Antoine Jean-Baptiste Marie Roger de Saint-Exupéry was born in Lyon, France, on June 29, 1900, to Marie de Fonscolombe and Viscount Jean de Saint Exupéry. He was the third of five children; his father was from an impoverished noble family and became an insurance broker but died before Antoine was four.
Saint-Exupéry failed his exams for a preparatory school and so entered the École des Beaux-Arts to study architecture. Longing for adventure, he wanted to become a naval officer, but when refused admission to the French Naval Academy, he joined the French Air Force in 1921 and learned to fly planes. He refused a career in the Air Force to please the family of his fiancée—the future novelist Louise Leveque de Vilmorin—and took office jobs in Paris. The engagement was broken off, and by 1926, Saint-Exupéry was flying as a postal pilot in North Africa. It was extremely dangerous because early planes had few instruments and an open cockpit. His route on the Aéropostale went from Toulouse to Dakar. He became a manager at Cape Juby airfield, in South Morocco, in the Sahara desert. In 1929, Saint-Exupéry moved to Argentina, becoming director of the Aeroposta Argentina Company, a pioneer of South American airmail routes.
Saint-Exupéry's first story, “L'Aviateur” (“The Aviator”), was published in 1926. In 1929, he published his first book, Courrier Sud (Southern Mail). Vol de Nuit (Night Flight), about his experience with the Aéropostale, was published in 1931, the first of his major works and winner of the Prix Femina. In 1931 he also married Consuelo Suncin, a widowed Salvadoran writer and artist.
Trying to set a record flight from Paris to Saigon in 1935, Saint-Exupéry, along with his navigator, crashed in the Libyan Sahara desert, as does the narrator of The Little Prince.

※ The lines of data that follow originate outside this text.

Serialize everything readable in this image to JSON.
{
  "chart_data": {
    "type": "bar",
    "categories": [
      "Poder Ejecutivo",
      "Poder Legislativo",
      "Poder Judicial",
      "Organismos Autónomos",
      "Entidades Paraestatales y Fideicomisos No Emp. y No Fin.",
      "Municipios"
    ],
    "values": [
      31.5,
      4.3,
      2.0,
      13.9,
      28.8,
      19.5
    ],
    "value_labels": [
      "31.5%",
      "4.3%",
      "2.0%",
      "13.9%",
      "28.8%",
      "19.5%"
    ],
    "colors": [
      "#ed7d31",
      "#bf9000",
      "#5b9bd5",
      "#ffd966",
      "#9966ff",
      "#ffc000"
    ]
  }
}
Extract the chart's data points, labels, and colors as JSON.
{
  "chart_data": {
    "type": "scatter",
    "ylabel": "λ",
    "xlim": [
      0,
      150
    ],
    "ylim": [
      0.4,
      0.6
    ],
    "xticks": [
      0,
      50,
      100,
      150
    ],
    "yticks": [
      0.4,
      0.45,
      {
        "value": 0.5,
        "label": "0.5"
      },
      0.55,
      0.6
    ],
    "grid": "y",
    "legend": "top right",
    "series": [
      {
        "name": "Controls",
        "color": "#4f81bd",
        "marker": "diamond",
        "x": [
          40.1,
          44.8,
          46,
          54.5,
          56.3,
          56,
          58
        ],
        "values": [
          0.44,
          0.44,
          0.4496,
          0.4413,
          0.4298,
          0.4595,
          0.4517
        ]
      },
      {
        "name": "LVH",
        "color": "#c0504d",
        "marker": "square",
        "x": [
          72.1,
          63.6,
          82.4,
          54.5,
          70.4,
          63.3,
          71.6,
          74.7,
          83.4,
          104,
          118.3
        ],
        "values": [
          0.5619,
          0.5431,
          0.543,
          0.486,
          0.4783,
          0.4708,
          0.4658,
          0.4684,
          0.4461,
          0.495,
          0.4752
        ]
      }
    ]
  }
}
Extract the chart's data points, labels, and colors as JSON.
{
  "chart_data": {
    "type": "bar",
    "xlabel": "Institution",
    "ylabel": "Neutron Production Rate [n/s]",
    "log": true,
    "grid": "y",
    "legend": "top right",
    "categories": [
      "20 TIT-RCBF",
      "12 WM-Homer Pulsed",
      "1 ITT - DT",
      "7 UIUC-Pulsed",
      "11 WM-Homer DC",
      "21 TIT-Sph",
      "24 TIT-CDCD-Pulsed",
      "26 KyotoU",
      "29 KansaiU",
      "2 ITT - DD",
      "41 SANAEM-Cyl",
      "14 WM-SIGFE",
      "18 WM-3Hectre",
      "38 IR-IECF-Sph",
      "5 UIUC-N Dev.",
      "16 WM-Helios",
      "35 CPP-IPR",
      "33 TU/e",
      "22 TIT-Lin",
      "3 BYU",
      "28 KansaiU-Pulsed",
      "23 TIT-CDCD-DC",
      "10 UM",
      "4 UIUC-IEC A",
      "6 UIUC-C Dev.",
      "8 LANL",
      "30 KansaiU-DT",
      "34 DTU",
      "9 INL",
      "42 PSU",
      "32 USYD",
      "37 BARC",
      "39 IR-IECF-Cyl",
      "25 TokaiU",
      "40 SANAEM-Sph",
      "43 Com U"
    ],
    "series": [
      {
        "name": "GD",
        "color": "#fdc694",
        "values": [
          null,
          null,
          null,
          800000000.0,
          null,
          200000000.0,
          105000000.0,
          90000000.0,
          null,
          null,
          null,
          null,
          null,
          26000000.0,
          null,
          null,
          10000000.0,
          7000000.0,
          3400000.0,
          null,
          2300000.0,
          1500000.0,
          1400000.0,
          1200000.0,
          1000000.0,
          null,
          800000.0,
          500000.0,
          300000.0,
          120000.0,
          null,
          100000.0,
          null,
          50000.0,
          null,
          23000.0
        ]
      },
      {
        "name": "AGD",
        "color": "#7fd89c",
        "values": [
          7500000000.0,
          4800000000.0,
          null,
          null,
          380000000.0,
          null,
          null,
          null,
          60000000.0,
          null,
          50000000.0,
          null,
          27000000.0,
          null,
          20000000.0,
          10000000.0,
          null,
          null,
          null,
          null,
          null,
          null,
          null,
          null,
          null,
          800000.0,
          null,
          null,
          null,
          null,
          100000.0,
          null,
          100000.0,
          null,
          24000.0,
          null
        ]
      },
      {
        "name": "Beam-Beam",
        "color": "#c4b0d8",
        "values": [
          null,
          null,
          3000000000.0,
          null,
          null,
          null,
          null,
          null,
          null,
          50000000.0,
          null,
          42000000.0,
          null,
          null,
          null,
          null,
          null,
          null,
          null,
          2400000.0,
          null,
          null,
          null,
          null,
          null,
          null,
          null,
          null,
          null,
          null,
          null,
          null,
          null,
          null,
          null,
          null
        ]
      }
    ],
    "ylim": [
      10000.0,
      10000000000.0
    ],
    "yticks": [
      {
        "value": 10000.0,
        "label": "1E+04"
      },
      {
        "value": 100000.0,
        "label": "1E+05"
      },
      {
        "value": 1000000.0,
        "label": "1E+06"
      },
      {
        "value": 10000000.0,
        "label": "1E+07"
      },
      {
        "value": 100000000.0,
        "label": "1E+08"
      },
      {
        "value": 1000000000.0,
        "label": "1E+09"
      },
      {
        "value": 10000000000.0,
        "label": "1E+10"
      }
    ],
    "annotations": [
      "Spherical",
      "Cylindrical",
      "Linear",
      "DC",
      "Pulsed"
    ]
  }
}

The whole episode is told in his 1939 memoir, Terre des hommes (Wind, Sand and Stars), for which he won the American National Book Award.
In the early days of World War II he flew reconnaissance missions with the French Air Force. Some of this experience is recounted in Pilote de guerre, or Flight to Arras (1942). When France surrendered to Germany in 1940, he went to the United States. In a rented mansion (The Bevin House) on Long Island’s north shore the author wrote The Little Prince, published first in English in New York in 1943, then in French a few days later.
Just as the book was published, Saint-Exupéry returned to Europe to fly with the Free French Forces and fight with the Allies to liberate France. He disappeared on a reconnaissance mission. He died doing what he believed in and became a French and international hero. Other works include Letter to a Hostage (1944), the posthumously published Citadelle (1948), Wartime Writings 1939-1944 (1982), Manon, danseuse (2007), Lettres à l'inconnue (2008). The Little Prince was his own favorite and remains the best known of his works, a world classic.